Idaho’s Hells Canyon Wilderness and Seven Devils Loop Trail Now Forever Wild

Aug. 21, 2014

The Wilderness Land Trust transfers 13 acres of private land to US Forest Service and permanently extinguishes threat of development


The Hells Canyon Wilderness is a gem, blanketed in wildflowers, that straddles the border between Oregon and central Idaho. At the heart of the wilderness, the Seven Devils Mountains separate the Salmon River Canyon from Hells Canyon, the deepest river gorge in North America. Perched on a saddle in this craggy mountain range, is the 13-acre Bald Eagle Lode. Purchased by the Wilderness Land Trust last year, the property was the last remaining parcel of private land within the Idaho side of the wilderness.


The Trust recently transferred the land to public ownership, through a sale to the United States Forest Service. The acquisition removed the threat of a recreational cabin site, compromising the wilderness values of the area.  Known to be an uncrowded and quiet landscape, the Seven Devils loop trail, wildflower meadows and fire lookouts are still a ‘bucket list’ adventure for many. Protection of the property guarantees that hunters, anglers, horsepackers, and hikers can enjoy the popular trail without encountering lodge buildings, fences, or ‘no trespass’ signs. The wildlife passage through the saddle will never be obstructed by human development. 

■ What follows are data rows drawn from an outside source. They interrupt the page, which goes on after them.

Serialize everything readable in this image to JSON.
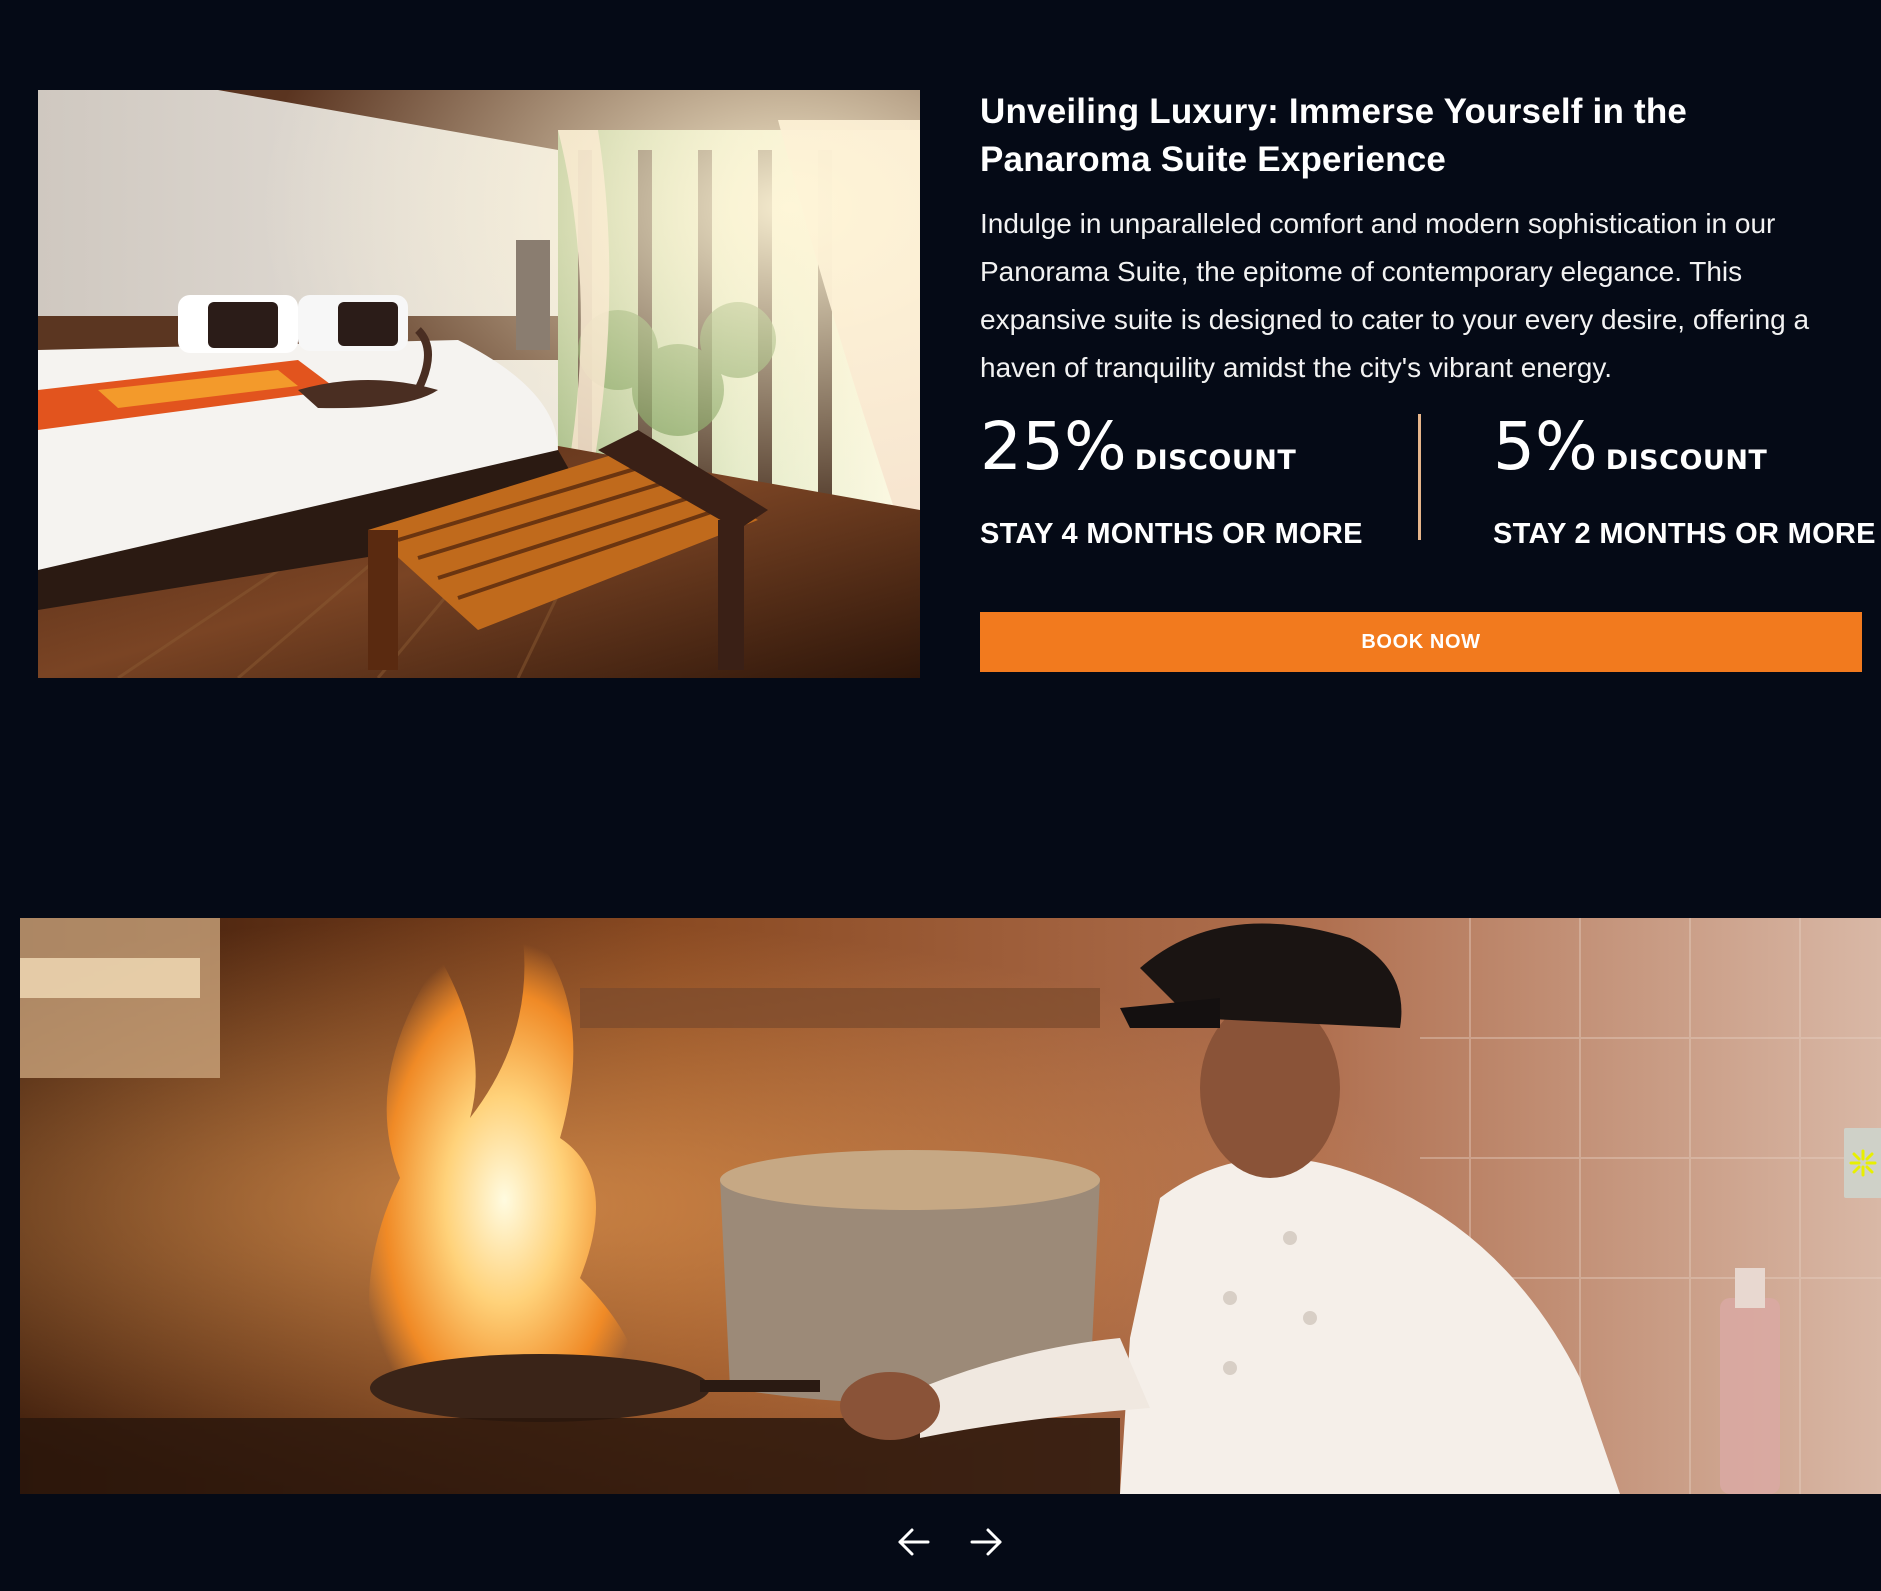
{
  "suite": {
    "image_alt": "Panorama suite bedroom",
    "title": "Unveiling Luxury: Immerse Yourself in the Panaroma Suite Experience",
    "description": "Indulge in unparalleled comfort and modern sophistication in our Panorama Suite, the epitome of contemporary elegance. This expansive suite is designed to cater to your every desire, offering a haven of tranquility amidst the city's vibrant energy.",
    "offers": [
      {
        "percent": "25%",
        "label": "DISCOUNT",
        "condition": "STAY 4 MONTHS OR MORE"
      },
      {
        "percent": "5%",
        "label": "DISCOUNT",
        "condition": "STAY 2 MONTHS OR MORE"
      }
    ],
    "book_label": "BOOK NOW"
  },
  "slider": {
    "image_alt": "Chef flambéing in the kitchen",
    "prev_icon": "arrow-left-icon",
    "next_icon": "arrow-right-icon"
  },
  "widget": {
    "icon": "spark-icon"
  },
  "colors": {
    "background": "#050a16",
    "accent": "#f27a1e",
    "divider": "#e6b58a",
    "text": "#ffffff"
  }
}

“We are pleased with the outcome of this important land purchase in the Hell’s Canyon Wilderness and NRA. The consolidation of these lands in the NRA will provide for more efficient resource management and provide greater certainty for public access and quality recreation. We appreciate the work The Wilderness Land Trust and supporters provided to make this purchase a reality,” says John Laurence, Forest Supervisor of the Wallowa-Whitman National Forest.


Nez Perce Indians crossed here first, followed by gold prospectors, and now backpackers and hunters.  It is a major elk migration route, and the views from the site are tremendous. Originally patented as a gold mine in 1905, the property had great potential as a cabin site. The landowners valued the natural character of the land and wanted to see it preserved as wilderness, turning down offers from potential buyers and developers.   

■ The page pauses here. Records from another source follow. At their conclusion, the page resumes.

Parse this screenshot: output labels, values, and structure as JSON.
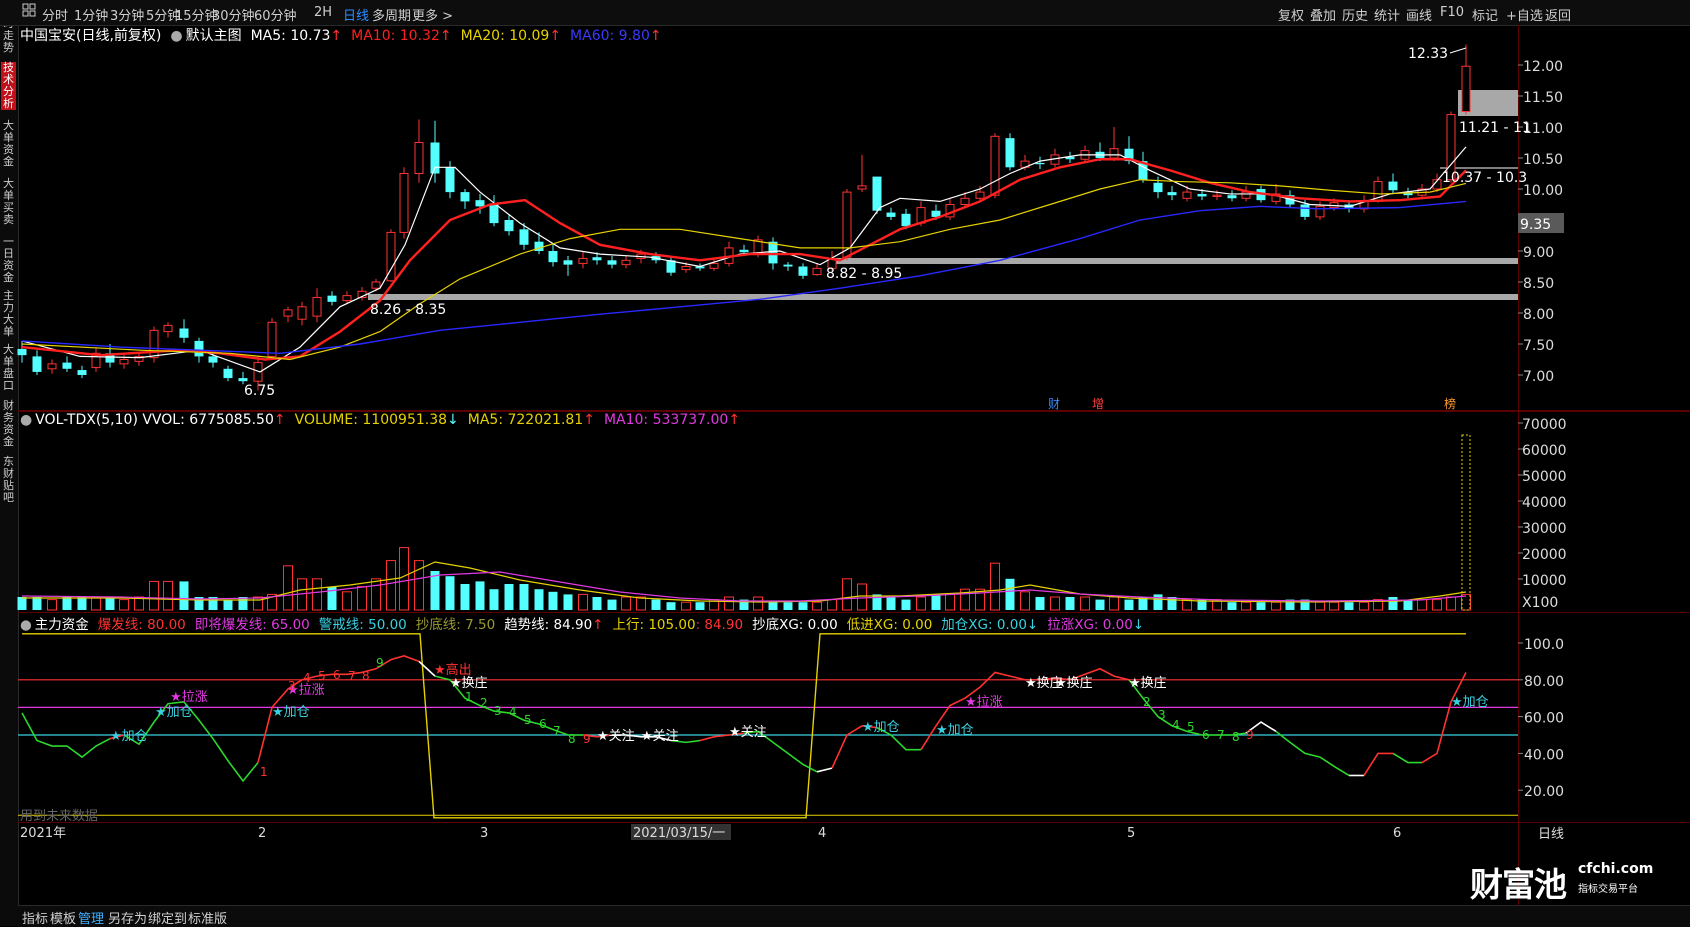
{
  "toolbar": {
    "home_icon": "grid-icon",
    "periods": [
      "分时",
      "1分钟",
      "3分钟",
      "5分钟",
      "15分钟",
      "30分钟",
      "60分钟",
      "2H",
      "日线",
      "多周期",
      "更多"
    ],
    "active_period": "日线",
    "right_tools": [
      "复权",
      "叠加",
      "历史",
      "统计",
      "画线",
      "F10",
      "标记",
      "+自选",
      "返回"
    ]
  },
  "sidebar": {
    "items": [
      "分时走势",
      "技术分析",
      "大单资金",
      "大单买卖",
      "一日资金",
      "主力大单",
      "大单盘口",
      "财务资金",
      "东财贴吧"
    ],
    "active": "技术分析"
  },
  "price_panel": {
    "title": "中国宝安(日线,前复权)",
    "template": "默认主图",
    "ma5": "MA5: 10.73",
    "ma10": "MA10: 10.32",
    "ma20": "MA20: 10.09",
    "ma60": "MA60: 9.80",
    "up_arrow": "↑",
    "y_ticks": [
      "12.00",
      "11.50",
      "11.00",
      "10.50",
      "10.00",
      "9.50",
      "9.00",
      "8.50",
      "8.00",
      "7.50",
      "7.00"
    ],
    "current_price": "9.35",
    "high_label": "12.33",
    "low_label": "6.75",
    "zone1": "8.26 - 8.35",
    "zone2": "8.82 - 8.95",
    "zone3": "11.21 - 11",
    "zone4": "10.37 - 10.3",
    "event_marks": [
      "财",
      "增",
      "榜"
    ]
  },
  "volume_panel": {
    "title": "VOL-TDX(5,10) VVOL: 6775085.50",
    "volume": "VOLUME: 1100951.38",
    "ma5": "MA5: 722021.81",
    "ma10": "MA10: 533737.00",
    "down_arrow": "↓",
    "up_arrow": "↑",
    "y_ticks": [
      "70000",
      "60000",
      "50000",
      "40000",
      "30000",
      "20000",
      "10000"
    ],
    "unit": "X100"
  },
  "indicator_panel": {
    "name": "主力资金",
    "boom": "爆发线: 80.00",
    "near_boom": "即将爆发线: 65.00",
    "alert": "警戒线: 50.00",
    "bottom": "抄底线: 7.50",
    "trend": "趋势线: 84.90",
    "up_arrow": "↑",
    "upward": "上行: 105.00",
    "upward_val": ": 84.90",
    "xg_bottom": "抄底XG: 0.00",
    "xg_low": "低进XG: 0.00",
    "xg_add": "加仓XG: 0.00",
    "xg_pull": "拉涨XG: 0.00",
    "down_arrow": "↓",
    "y_ticks": [
      "100.0",
      "80.00",
      "60.00",
      "40.00",
      "20.00"
    ],
    "future_note": "用到未来数据",
    "signals": {
      "add": "★加仓",
      "pull": "★拉涨",
      "high": "★高出",
      "swap": "★换庄",
      "follow": "★关注"
    }
  },
  "x_axis": {
    "labels": [
      "2021年",
      "2",
      "3",
      "2021/03/15/一",
      "4",
      "5",
      "6"
    ],
    "right_label": "日线"
  },
  "watermark": {
    "brand": "财富池",
    "site": "cfchi.com",
    "slogan": "指标交易平台"
  },
  "bottombar": {
    "items": [
      "指标",
      "模板",
      "管理",
      "另存为",
      "绑定到",
      "标准版"
    ],
    "active": "管理"
  },
  "colors": {
    "up": "#ff3232",
    "down": "#54ffff",
    "ma5": "#ffffff",
    "ma10": "#ff2020",
    "ma20": "#e6d200",
    "ma60": "#2828ff",
    "magenta": "#e23ae2",
    "cyan": "#39d0e0",
    "accent_blue": "#2f8cff"
  }
}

The Bald Eagle Lode has been owned by the same family since it was patented in 1905 as a gold mine.  Hikers can find an old ore cart and a filled-in tunnel hidden in the pine trees just uphill from the hiking trail. The family had offers from other buyers interested in a possible cabin site located in a spectacular spot in the wilderness but chose to work with The Wilderness Land Trust to preserve the natural character of the wilderness.


“While the property is only 13 acres, its protection secures 217,000 acres of surrounding wilderness. The Trust celebrates completion of this wilderness in Idaho, fulfilling the original promise of the Hells Canyon Wilderness designation,” said David Kirk, Senior Lands Specialist at the Trust.


The National Wilderness Preservation System is a refuge for animals, plants, clean water, clean air and a foundation for 21st century conservation. It may hold the key to future conservation and the tools for adapting to global climate change. However, the system is still filled with holes, 180,000 acres of private lands that fracture the whole. Across the country there are plans to develop mines, retreats, logging operations and resorts deep within wilderness holdings, fragmenting a resource that cannot afford to be lost.  The Trust’s continuing mission to eliminate these pockets of inholdings and create a seamless wilderness system is vital, echoing the spirit and intent of the original Wilderness Act. The Wilderness Land Trust is the only national organization dedicated solely to buying these lands and adding them to the National Wilderness Preservation System.